Design for Organizational Complexity

1. A company is setting up a new multi-account AWS environment and wants to automate account vending, enforce guardrails, and separate workloads by environment type. Which AWS Landing Zone account separation best represents the recommended structure?

• A.A single master account containing all workloads, with IAM-based separation between Dev, Staging, and Production environments.
• B.Separate AWS accounts for Dev, Prod, Shared Services, Logging, and Security to enforce isolation, centralize logs, and apply guardrails per account.✓ Correct
• C.Two accounts — one for development workloads and one for production — sharing a centralized VPC and logging bucket.
• D.An account per AWS Region, each containing both development and production workloads, with separate S3 buckets for logging.

2. An architect is designing an AWS Landing Zone. The security team requires that all CloudTrail logs from every account be immutable and centrally accessible, while the networking team needs shared VPCs. Which account types satisfy these requirements?

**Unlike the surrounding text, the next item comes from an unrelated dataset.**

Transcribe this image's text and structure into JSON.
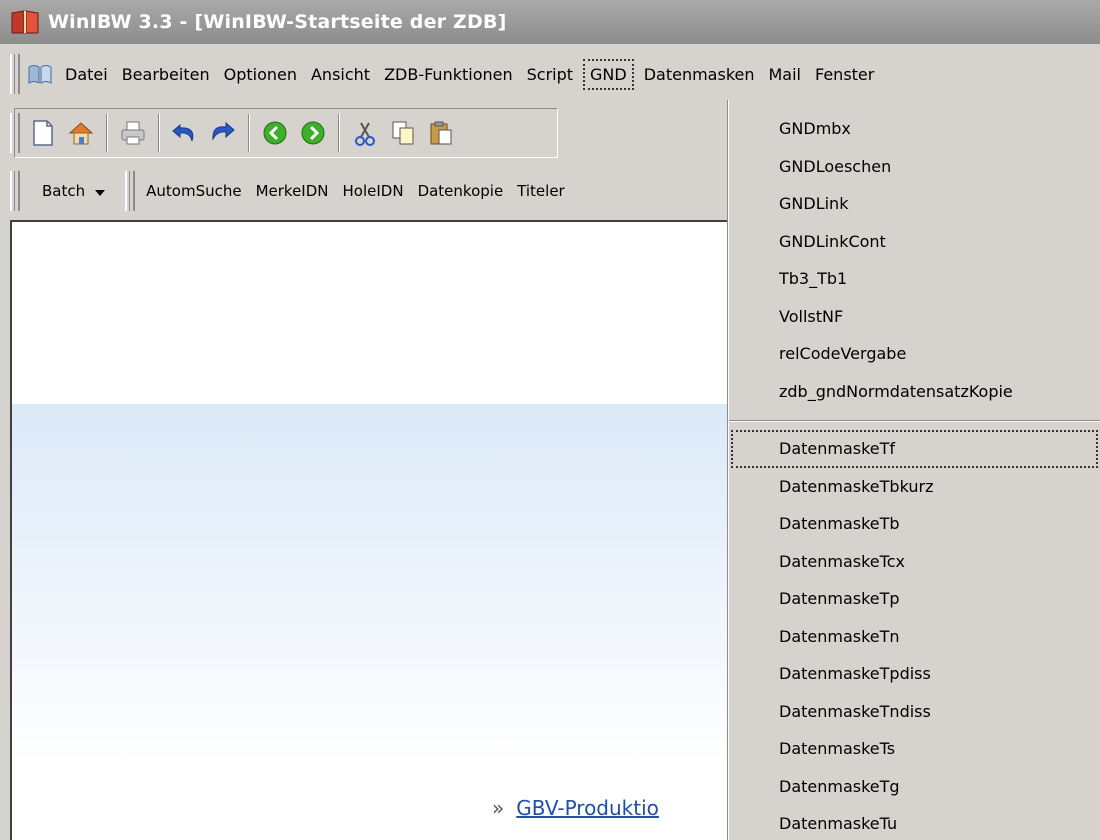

• A.Use the master (management) account for both CloudTrail log aggregation and shared VPC hosting to minimize account sprawl.
• B.Use the Security account for centralized, read-only log aggregation and the Shared Services account for hosting shared networking resources like Transit Gateway.✓ Correct
• C.Use the Logging account for shared VPCs and the Dev account for centralized CloudTrail log aggregation to reduce cost.
• D.Use a single Security account for both log aggregation and shared networking, restricting all teams to read-only access on that account.

3. A DevOps engineer is configuring CloudFormation StackSets to deploy a standard S3 logging bucket across 15 member accounts and 3 AWS Regions. The deployments are failing with an access error. Which IAM prerequisite is most likely missing in the target accounts?

• A.The AWSCloudFormationStackSetAdministratorRole must be created in every target account so each account can self-administer its own stacks.
• B.The AWSCloudFormationStackSetExecutionRole must exist in each target account and trust the administrator account to allow StackSets to deploy resources.✓ Correct
• C.An inline IAM policy granting cloudformation:* must be attached directly to the root user of each target account for StackSets to function.
• D.AWS Organizations Service Control Policies must be removed from all target accounts before CloudFormation StackSets can assume cross-account roles.

4. An organization uses self-managed CloudFormation StackSets. The administrator account (ID: 111111111111) needs to deploy stacks into a target account (ID: 222222222222). Which configuration correctly establishes the required trust relationship?

• A.Create AWSCloudFormationStackSetAdministratorRole in account 222222222222 with a trust policy allowing sts:AssumeRole from account 111111111111.
• B.Create AWSCloudFormationStackSetExecutionRole in account 222222222222 with a trust policy allowing sts:AssumeRole from account 111111111111.✓ Correct
• C.Create AWSCloudFormationStackSetExecutionRole in account 111111111111 with a trust policy allowing sts:AssumeRole from account 222222222222.
• D.Attach an AWSCloudFormationFullAccess managed policy to the root user in account 222222222222 and enable cross-account access in the StackSets console.

5. A cloud governance team uses AWS Service Catalog to deliver approved infrastructure patterns. A new CloudFormation template version of an existing product has been uploaded. The old version must remain available only to existing deployments but must not be offered to new users. Which version state achieves this?

• A.Set the old version to Deleted state so it is removed from the catalog but existing provisioned products continue to function normally.
• B.Set the old version to Inactive state so it is hidden from new users but still supports existing provisioned products already launched from it.✓ Correct
• C.Set the old version to Active state with a deprecation tag, and rely on launch constraints to prevent new users from selecting it.
• D.Remove the old version from the portfolio and re-add only the new version, which automatically migrates existing provisioned products to the new version.